The festival is the brainchild of uniFrance, and is being called a co-venture between uniFrance and Allocine with the support of the Centre National de la Cinematographie, the Ministry of Foreign Affairs and Alliance Francaise.
I’ve looked at all ten trailers , and it’s obvious that at least four have something extra: (a) Christopher Thompson‘s Bus Palladium, an ’80s rock-tour romantic drama that may have been influenced by Cameron Crowe‘s Almost Famous ; (b) Frederic Mermoud‘s Partners (Complices), winner of a best fiction film at the Chicago International Film Festival; (c) Leah Fehner‘s Silent Voices (Qu’un Seul Tienne Et Les Autres Suivront), which had a Venice Days slot in 2009; and (d) Patrick Mario Bernard & Pierre Tridivic‘s The Other One (L’Autre), a 2008 Venice Film Festival entry that won Dominique Blanc a Volpi Cup for Best Actress.
Manhattan’s Alliance Francaise will launch the festival with a screening of Bus Palladium on Thursday, 1.13, followed by a q & a with Christopher Thompson.
The trailers for the other films suggest either comme ci comme ca material or formulaic commercial lungings.
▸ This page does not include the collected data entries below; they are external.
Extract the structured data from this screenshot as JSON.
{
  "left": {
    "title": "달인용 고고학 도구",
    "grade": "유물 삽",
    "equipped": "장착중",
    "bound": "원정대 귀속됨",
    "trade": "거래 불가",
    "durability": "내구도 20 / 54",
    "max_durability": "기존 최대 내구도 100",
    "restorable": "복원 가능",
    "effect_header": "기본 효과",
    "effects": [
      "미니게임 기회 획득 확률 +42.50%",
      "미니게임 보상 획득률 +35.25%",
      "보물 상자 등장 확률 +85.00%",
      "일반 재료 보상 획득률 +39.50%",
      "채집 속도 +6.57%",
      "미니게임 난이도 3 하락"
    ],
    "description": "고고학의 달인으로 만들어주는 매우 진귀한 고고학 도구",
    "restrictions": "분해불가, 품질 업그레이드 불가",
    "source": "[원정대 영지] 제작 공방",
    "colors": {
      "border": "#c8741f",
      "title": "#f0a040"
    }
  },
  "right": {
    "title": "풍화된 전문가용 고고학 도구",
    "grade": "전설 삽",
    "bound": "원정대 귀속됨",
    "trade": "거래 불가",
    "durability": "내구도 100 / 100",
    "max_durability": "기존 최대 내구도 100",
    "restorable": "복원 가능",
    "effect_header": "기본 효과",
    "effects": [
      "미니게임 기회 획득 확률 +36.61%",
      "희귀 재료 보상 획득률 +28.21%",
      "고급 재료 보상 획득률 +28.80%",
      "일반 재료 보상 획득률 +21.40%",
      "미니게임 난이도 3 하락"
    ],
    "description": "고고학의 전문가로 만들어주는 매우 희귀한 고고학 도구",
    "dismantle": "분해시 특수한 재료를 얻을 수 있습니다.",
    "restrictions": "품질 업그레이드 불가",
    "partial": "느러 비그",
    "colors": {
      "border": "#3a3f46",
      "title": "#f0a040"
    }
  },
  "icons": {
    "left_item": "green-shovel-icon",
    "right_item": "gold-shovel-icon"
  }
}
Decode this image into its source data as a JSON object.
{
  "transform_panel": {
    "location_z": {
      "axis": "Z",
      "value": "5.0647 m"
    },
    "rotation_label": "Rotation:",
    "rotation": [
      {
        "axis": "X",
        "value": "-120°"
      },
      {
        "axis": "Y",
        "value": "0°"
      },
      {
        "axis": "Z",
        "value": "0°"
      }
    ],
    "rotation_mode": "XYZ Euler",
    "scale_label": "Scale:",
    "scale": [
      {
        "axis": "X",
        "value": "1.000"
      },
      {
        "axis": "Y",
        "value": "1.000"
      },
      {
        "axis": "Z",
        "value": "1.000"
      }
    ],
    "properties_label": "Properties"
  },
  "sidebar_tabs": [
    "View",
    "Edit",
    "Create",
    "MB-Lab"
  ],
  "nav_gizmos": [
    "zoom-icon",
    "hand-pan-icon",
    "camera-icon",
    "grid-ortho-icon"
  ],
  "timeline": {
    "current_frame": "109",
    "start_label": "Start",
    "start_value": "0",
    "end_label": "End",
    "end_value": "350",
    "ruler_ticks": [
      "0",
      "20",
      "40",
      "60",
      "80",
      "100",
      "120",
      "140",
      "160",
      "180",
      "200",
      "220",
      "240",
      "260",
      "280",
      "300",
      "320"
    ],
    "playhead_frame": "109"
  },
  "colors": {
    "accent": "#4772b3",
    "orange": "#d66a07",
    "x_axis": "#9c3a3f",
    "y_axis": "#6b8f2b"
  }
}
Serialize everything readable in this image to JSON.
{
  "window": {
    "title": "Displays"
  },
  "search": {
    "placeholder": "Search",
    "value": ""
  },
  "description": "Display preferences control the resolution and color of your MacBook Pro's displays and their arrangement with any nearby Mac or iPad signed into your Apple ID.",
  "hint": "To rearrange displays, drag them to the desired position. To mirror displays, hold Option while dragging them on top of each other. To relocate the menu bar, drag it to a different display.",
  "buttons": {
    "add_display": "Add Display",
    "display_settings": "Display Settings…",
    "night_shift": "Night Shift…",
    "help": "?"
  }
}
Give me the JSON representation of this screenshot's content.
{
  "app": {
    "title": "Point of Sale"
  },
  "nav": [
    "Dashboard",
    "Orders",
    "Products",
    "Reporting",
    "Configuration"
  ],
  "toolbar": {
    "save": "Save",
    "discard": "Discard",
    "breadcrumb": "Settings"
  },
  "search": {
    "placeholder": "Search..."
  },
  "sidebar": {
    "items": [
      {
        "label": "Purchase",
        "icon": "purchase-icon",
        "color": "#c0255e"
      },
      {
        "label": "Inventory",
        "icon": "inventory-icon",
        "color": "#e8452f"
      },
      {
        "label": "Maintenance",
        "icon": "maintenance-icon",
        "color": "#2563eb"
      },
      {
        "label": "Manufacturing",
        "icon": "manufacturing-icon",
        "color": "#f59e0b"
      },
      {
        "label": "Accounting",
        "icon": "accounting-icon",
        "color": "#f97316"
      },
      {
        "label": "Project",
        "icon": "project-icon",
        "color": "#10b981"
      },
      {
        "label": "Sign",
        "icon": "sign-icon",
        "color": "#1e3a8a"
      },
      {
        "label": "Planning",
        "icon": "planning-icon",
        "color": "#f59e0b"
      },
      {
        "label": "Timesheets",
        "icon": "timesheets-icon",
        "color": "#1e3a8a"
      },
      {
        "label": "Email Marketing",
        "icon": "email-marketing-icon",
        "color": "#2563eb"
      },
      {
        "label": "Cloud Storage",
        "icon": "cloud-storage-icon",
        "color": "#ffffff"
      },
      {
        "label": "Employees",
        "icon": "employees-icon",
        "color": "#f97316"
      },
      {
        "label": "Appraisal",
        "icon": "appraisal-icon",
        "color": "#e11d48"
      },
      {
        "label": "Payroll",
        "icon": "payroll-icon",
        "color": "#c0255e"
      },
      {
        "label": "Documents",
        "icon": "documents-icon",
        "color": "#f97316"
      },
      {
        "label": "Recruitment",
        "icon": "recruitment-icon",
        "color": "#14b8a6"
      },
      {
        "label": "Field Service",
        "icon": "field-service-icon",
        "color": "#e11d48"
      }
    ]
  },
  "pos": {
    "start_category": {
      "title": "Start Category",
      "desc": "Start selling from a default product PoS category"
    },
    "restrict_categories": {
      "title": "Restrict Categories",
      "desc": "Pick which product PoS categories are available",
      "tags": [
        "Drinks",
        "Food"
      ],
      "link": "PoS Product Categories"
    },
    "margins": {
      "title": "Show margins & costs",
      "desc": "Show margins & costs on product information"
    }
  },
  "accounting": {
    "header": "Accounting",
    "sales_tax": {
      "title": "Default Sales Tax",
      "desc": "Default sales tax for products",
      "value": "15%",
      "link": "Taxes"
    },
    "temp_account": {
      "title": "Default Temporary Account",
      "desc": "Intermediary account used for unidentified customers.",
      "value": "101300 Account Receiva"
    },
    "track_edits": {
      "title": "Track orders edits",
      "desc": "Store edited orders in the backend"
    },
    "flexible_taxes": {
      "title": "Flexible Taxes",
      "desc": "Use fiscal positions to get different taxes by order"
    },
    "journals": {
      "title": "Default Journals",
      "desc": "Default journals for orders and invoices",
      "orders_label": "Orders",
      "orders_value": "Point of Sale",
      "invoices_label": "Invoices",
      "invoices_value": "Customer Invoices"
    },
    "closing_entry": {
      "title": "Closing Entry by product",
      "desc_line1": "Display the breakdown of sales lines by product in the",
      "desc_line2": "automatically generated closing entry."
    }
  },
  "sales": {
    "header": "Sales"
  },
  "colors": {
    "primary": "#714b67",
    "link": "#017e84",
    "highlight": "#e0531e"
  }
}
The Eloi virus has spread throughout Europe, Asia…it rules so much of world cinema.
The how of My French Film Festival is fairly simple. Viewers will stream directly from www.myfrenchfilmfestival.com with no link to You Tube or Netflix or any other platform. It will all come directly from that site. You can choose individual films or the whole program. The site will be live in the next day or so, I’m told, with tons of extras; interviews, clips, trailers, etc. The trailers are on YouTube for promotional purposes and that’s all.
There’s some kind of fee structure for individual films but the festival as a whole is only 20 dollars for more than…what, 20 films? I thought it had ten. Whatever. Nice deal.
Charlotte Rampling in a still from All About Actresses.